The Dispersion of Feynman Diagrams in Postwar Physics
Massachusetts Institute Of Technology, Cambridge MA
Investigators
Abstract
Project Abstract SES 0135615 The Dispersion of Feynman Diagrams in Postwar Physics David Kaiser MIT Unlike traditional approaches to the history and philosophy of theoretical physics, which have been framed as intellectual or conceptual histories, this project examines the history of recent physics with a focus on calculational skills, local practices, and theoretical tools and techniques. In particular, this project traces the history of a theoretical tool which came to dominate nearly every branch of modern physics: Richard Feynman 's simple line-drawings, introduced in the late 1940s.

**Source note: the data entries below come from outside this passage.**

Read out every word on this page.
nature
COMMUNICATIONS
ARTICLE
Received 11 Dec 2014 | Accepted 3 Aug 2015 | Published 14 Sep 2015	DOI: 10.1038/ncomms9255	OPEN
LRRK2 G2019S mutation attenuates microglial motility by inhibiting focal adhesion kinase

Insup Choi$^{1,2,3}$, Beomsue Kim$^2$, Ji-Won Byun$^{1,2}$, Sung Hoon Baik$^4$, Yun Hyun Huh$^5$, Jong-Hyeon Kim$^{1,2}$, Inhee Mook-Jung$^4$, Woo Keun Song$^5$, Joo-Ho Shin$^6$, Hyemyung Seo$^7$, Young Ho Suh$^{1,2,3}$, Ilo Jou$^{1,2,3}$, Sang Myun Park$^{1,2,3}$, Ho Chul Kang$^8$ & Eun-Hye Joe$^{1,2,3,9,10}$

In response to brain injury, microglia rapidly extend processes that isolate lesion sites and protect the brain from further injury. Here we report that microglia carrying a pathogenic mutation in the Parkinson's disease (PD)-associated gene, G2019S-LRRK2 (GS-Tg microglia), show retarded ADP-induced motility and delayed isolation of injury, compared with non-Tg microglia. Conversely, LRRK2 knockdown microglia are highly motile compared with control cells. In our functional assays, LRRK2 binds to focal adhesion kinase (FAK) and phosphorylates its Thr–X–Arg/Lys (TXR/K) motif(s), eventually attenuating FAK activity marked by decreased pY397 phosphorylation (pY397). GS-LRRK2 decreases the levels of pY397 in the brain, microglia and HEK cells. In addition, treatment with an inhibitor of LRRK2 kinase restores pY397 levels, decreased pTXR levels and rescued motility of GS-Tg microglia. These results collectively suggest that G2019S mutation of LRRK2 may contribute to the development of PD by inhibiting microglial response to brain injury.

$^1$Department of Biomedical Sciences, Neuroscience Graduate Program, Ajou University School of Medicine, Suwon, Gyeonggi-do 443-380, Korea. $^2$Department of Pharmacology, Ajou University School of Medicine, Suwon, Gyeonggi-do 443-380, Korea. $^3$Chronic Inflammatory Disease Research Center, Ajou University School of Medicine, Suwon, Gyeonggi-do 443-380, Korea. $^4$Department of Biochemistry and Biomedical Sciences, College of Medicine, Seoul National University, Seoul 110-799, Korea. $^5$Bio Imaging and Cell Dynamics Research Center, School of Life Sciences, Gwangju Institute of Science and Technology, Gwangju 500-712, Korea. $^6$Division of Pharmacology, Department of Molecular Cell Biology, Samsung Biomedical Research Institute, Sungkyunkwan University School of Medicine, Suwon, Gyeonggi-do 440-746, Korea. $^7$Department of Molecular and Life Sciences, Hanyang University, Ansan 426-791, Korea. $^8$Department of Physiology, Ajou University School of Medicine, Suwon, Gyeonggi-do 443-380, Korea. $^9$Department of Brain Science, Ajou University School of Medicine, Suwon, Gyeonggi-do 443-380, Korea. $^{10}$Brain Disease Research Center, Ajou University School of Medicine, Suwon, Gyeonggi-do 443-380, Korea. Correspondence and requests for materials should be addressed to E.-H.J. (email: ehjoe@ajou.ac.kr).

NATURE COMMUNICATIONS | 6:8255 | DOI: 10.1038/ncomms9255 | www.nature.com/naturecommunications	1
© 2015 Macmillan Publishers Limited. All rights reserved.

Of central interest is how generations of young theorists learned to frame their research in terms of the diagrams, in and out of a series of competing theoretical frameworks for describing sub-atomic matter. Such a skills-based view allows historians to unpack the history of postwar theoretical physics from the ground up, as a story ultimately about designing, deploying, and disputing the tools which undergird everyday calculations. Complementing earlier studies of conceptual worldviews or "paradigms," Kaiser's historical project concentrates on the simultaneous crafting of research practices and of the scientific practitioners who put them to work. Focusing on Feynman diagrams and their dispersion from the late 1940s through the mid-1960s illuminates larger transitions within postwar physics, including changing notions of how to collaborate with roomfuls of graduate students; how to make sense of unprecedented reams of experimental data; how to train young physicists at the postdoctoral stage; and how to communicate new research techniques in mimeographed summer school lecture notes and preprints. The competing uses and interpretations of Feynman diagrams during the early postwar decades can only be understood within the context of these institutional and pedagogical transitions. At stake was nothing less than what should count as "theoretical physics," and how someone should be trained to become a "theorist." This project should therefore be of interest both to historians and sociologists of modern physics, as well as to philosophers of science who work on theory construction and selection. The expected outcome is book on the early history of Feynman diagrams, as well as conference presentations and published articles.